(Photo courtesy of the Cherokee Phoenix)
Article 12. That the Indians may have full confidence in the justice of the United States respecting their interests, they shall have the right to send a deputy of their choice, whenever they think fit, to Congress. (Treaty of Hopewell, 1785)
Article 7: The Cherokee nation having already made great progress in civilization and deeming it important that every proper and laudable inducement should be offered to their people to improve their condition as well as to guard and secure in the most effectual manner the rights guaranteed to them in this treaty, and with a view to illustrate the liberal and enlarged policy of the Government of the United States towards the Indians in their removal beyond the territorial limits of the States, it is stipulated that they shall be entitled to a delegate in the House of Representatives of the United States whenever Congress shall make provision for the same. (Treaty of New Echota, 1835)
These two articles from Cherokee Nation and United States history demonstrate that the Cherokee Nation does, and always has had— since the treaty’s ratification—the right to a delegate to the United States Congress.
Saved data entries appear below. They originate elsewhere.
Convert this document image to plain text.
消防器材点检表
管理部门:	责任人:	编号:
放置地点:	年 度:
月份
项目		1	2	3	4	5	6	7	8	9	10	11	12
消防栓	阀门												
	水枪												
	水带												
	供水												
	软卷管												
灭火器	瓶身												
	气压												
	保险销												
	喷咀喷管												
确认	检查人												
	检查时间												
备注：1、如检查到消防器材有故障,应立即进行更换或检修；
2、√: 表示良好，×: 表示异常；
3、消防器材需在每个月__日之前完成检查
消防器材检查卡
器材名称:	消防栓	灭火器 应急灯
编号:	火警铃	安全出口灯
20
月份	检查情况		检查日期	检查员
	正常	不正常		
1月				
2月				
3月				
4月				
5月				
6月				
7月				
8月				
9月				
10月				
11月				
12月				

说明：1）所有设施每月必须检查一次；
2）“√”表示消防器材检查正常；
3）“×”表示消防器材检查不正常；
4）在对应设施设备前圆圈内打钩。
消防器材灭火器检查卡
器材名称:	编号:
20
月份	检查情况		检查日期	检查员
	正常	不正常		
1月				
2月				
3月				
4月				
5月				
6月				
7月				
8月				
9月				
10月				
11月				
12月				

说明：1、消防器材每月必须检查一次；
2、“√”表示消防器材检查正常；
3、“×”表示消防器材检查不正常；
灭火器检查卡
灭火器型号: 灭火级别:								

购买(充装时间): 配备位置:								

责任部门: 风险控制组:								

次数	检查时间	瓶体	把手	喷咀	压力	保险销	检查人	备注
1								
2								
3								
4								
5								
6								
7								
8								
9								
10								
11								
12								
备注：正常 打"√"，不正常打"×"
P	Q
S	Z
Recently-elected Cherokee Nation Principal Chief, Chuck Hoskin, Jr., put the wheels in motion for this to happen, and Cherokee Nation citizen Kimberly Teehee has been nominated for this vital position. Ms. Teehee, among her many accomplishments, is an attorney who served in the Obama administration as a senior policy advisor for Native American affairs. Cherokees have the right person equipped for this task, ready to go.
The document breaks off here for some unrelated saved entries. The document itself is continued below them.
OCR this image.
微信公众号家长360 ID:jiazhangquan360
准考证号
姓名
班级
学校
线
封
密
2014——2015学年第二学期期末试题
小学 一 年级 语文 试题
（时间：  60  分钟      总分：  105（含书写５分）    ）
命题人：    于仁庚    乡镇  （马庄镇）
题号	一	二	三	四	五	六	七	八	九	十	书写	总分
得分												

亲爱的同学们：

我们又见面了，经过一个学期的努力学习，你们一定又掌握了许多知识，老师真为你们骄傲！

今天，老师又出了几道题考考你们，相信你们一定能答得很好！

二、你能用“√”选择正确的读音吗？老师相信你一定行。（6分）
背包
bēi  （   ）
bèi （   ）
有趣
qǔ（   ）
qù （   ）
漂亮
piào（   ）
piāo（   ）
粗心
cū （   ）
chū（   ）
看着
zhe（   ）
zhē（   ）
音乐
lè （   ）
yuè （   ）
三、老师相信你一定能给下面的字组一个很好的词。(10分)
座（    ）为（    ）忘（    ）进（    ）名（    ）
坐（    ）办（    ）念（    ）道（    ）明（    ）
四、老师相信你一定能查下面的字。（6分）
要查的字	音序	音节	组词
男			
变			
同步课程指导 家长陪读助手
This is about doing the right thing. Congress, simply, needs to do the right thing here.
I have collateral ancestors who helped develop the Treaty of New Echota, and two of them were signers. The Treaty of New Echota was essentially a resignation by members of what became known as the Ridge Party. They eventually developed in opposition to the Ross Party, named for then Chief John Ross and his followers, who were set against any relinquishment of Cherokee lands under any circumstances. The Ridge Party members were not always in favor of giving in to the U.S. Government, but, as more Cherokee begin to perish due to colonial encroachment, Cherokees like my great, great, great uncles, Robert Rogers, William Rogers, and Johnson Rogers, began to understand the futility of battling the government, fearing that the entire tribe would fall victim to genocide. For men like Major Ridge (who was murdered for his role in the treaty) his son, John, and William Rogers (a victim of attempted murder for his role), tribal sovereignty was more important than tribal location. This will, understandably, always be a source of tension and debate among Cherokees. I cover some of this history in my forthcoming novella, Chattahoochee Rain.
I think my ancestors would be pleased that Chief Hoskin has taken this step and no doubt proud of Kim Teehee for accepting the nomination. The House of Representatives needs to do what’s right. My hope is that the Great Spirit will guide our congressmen and women to consider the massive scope of what is at stake here.